I couldn’t agree more to what Dave wrote in his recent blog post about the increasing demands of the front-end web: the job of a front-end developer is getting ever more complex. From writing well-structured, semantic HTML to the latest (fantastic) new CSS features, to accessibility, performance, animation, data handling, components, frameworks, and so many more things – it almost seems impossible to become an expert at everything a developer is expected to know today. Therefore, we need to find ways to split the responsibilities. We need new roles at the intersections.
So yes, our jobs as builders for the front-end web have become mind-bogglingly complex and inventing new roles will help to release some of the pressure we all feel. But there is still the need to learn from each other across disciplines, as well. Designers need to know what is possible in the front end. Front-end developers have to get a better understanding of design basics to fill the gaps in a design, for example, between breakpoints.

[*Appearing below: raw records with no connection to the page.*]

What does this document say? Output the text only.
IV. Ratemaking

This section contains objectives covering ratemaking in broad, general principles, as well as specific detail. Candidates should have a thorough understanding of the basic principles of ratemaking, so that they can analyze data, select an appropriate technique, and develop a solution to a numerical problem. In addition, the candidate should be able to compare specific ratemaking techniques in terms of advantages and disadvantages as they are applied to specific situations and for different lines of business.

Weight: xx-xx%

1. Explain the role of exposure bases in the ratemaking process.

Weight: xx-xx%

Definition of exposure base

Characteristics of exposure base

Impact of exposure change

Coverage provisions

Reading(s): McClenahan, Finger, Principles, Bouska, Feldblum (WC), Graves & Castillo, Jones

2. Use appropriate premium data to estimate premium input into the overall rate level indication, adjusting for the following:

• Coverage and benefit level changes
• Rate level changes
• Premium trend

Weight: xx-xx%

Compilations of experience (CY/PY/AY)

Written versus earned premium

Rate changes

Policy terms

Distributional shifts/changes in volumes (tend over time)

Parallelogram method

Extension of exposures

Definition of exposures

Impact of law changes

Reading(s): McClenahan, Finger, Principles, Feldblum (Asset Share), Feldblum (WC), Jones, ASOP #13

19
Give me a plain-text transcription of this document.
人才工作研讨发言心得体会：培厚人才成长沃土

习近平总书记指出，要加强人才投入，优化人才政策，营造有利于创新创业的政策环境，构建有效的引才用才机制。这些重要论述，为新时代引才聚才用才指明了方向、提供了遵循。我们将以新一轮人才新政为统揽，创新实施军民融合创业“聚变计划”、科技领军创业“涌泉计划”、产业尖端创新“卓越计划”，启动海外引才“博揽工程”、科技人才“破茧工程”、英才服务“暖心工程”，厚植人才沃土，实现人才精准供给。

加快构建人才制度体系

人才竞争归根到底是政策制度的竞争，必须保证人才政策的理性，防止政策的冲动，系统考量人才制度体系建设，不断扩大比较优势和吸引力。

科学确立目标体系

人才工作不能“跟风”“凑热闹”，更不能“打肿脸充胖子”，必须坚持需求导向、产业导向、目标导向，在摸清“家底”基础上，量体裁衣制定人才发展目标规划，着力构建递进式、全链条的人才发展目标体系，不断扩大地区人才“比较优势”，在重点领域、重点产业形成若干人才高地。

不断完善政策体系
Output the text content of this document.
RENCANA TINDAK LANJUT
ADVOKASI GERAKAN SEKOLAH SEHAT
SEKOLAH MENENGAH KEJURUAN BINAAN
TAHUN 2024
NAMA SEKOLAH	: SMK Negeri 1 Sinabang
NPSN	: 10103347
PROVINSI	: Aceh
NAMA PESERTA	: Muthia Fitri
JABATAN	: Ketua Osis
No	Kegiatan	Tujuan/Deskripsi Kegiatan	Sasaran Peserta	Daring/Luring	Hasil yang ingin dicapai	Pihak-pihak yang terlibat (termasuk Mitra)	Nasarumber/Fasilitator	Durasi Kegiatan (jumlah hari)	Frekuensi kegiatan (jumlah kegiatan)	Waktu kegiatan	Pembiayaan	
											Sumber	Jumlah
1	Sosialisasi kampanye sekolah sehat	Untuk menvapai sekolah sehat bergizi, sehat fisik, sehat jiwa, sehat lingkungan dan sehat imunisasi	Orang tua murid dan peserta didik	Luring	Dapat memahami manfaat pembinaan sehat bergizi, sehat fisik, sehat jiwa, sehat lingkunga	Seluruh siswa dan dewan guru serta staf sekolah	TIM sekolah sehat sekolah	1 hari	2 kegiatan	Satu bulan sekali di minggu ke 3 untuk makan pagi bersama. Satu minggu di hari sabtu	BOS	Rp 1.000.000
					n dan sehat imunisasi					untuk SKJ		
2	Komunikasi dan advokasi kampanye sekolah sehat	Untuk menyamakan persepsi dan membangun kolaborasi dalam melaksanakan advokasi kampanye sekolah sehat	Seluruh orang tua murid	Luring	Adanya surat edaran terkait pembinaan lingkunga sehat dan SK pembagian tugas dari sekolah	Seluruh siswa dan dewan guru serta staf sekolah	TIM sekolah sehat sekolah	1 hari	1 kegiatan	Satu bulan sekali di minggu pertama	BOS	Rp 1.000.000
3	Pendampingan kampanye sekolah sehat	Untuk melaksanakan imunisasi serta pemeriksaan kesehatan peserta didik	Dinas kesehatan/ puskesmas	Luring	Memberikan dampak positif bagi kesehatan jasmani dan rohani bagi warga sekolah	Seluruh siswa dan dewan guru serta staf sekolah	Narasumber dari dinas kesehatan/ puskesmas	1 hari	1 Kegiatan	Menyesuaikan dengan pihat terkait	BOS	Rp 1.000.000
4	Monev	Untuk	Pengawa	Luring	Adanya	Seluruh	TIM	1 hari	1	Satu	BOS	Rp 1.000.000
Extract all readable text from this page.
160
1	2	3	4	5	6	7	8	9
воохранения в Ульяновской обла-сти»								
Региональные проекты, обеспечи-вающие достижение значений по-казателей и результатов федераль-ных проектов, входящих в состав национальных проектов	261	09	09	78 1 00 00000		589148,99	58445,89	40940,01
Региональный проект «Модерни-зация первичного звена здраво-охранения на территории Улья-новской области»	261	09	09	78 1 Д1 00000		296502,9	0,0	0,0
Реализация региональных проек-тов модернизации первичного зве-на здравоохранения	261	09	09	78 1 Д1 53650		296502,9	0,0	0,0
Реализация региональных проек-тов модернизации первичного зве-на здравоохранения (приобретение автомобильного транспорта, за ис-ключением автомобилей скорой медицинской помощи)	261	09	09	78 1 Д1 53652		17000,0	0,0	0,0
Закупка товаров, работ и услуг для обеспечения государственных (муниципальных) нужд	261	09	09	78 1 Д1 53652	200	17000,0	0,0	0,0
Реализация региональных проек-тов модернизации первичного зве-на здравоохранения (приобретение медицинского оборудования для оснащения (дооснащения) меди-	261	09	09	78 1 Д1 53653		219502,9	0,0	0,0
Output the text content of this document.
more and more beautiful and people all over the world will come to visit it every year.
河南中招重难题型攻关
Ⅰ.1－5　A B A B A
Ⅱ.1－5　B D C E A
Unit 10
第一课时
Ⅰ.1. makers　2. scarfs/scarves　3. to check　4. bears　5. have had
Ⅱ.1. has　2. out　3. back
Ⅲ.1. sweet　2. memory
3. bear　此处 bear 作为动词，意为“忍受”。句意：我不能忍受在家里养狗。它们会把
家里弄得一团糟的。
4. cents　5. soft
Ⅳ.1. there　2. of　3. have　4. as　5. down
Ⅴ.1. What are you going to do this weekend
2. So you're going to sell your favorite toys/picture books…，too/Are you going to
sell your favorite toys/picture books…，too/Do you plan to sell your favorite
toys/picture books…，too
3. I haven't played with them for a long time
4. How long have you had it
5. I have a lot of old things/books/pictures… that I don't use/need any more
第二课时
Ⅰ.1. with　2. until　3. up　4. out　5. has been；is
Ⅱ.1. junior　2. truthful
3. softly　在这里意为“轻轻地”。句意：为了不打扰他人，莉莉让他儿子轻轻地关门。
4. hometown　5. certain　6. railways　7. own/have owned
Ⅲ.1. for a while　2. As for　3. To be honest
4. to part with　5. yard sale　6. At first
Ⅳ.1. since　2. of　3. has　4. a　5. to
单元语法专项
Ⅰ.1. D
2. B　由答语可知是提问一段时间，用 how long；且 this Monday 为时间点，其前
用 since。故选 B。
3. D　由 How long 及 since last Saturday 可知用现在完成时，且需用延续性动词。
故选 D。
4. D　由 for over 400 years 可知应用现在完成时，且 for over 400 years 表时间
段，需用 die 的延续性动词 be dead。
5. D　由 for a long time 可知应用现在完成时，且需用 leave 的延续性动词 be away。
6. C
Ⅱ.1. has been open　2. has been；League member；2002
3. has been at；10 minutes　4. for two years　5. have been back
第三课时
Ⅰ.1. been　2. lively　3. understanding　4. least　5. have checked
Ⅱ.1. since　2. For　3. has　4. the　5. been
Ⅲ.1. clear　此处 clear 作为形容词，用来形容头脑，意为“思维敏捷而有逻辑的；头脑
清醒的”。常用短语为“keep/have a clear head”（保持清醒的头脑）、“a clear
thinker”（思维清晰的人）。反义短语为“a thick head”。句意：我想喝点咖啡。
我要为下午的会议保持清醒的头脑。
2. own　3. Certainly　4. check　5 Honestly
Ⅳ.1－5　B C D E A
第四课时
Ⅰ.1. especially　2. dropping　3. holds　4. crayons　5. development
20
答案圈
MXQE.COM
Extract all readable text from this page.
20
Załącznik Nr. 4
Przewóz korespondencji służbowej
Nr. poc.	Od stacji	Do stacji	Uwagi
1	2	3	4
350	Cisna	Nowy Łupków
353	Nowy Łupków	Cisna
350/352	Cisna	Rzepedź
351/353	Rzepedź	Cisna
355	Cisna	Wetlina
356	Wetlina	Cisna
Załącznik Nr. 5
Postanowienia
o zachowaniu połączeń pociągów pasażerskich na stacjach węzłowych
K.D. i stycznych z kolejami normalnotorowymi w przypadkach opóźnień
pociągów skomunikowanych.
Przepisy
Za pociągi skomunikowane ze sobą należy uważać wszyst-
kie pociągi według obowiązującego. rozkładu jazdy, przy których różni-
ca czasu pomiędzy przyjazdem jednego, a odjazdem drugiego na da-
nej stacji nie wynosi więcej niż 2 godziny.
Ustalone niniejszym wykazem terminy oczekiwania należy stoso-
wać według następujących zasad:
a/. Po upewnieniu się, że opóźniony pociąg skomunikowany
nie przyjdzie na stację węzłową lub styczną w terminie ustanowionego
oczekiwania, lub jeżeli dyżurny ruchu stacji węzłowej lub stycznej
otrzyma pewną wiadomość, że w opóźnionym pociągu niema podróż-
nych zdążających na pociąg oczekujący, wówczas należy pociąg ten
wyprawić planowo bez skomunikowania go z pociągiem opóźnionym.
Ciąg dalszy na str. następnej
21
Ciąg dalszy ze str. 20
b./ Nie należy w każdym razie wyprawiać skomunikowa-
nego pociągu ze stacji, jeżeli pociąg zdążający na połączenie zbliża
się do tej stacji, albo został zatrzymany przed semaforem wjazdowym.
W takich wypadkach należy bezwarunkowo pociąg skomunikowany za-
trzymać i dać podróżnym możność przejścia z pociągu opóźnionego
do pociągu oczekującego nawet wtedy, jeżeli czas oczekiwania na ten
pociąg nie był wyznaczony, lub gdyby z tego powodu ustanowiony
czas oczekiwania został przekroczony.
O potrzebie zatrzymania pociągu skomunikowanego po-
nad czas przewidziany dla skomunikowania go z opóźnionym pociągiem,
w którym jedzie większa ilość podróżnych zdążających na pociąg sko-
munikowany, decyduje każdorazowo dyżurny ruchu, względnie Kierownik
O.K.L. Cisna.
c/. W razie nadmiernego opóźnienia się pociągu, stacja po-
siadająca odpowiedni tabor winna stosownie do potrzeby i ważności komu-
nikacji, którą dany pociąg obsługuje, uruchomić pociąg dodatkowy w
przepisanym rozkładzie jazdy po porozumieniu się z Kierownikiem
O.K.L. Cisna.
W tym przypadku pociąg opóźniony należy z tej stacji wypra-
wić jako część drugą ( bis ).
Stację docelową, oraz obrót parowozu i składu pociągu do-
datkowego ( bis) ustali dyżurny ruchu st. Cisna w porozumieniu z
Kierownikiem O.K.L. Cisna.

Adding roles at the intersections could provide the knowledge needed to close those gaps. Because instead of fiddling around with something you don’t fully understand or don’t feel comfortable with yet, especially when working under a tight deadline, imagine having someone who can actually show you the most important bits and provide the necessary context. What would that leave you with? The knowledge and understanding of why and how to do it on your own next time. And: more time to do what you are best at doing.
At the same time, it is important to not shift all the responsibility upon the person filling a new role like “Design Engineer”, “CSS Engineer“, or “Front-end Designer”. Building for the Web is a team sport and it is crucial that we never stop to talk to each other and learn from each other frequently, openly, and with a beginner’s mind, regardless of each other’s roles and responsibilities. Learning from each other happens gradually and sometimes slowly, but it is one of the superpowers of cross-functional teams. And yet again, roles at the intersections can help with this, because they increase the surface area for collaboration.
Just like Dave, “I don’t have answers, only questions”. Adding bridge roles is a good thing and something that does happen already. In fact, I am working in a design engineering role in many of my projects these days. But what else can we do about the growing complexity of the Web? Do we need to eliminate 80 % of the work? Do we need to improve education? Do we need to become more open and supportive as a community? Do we need to talk more, write more, teach more, prototype more, and share more best practices? Or, do we maybe need less? Do we need to focus on the essentials?
A while ago, I wrote about Dieter Rams’ principle of “less but better”. What could “less but better” look like for the front-end web?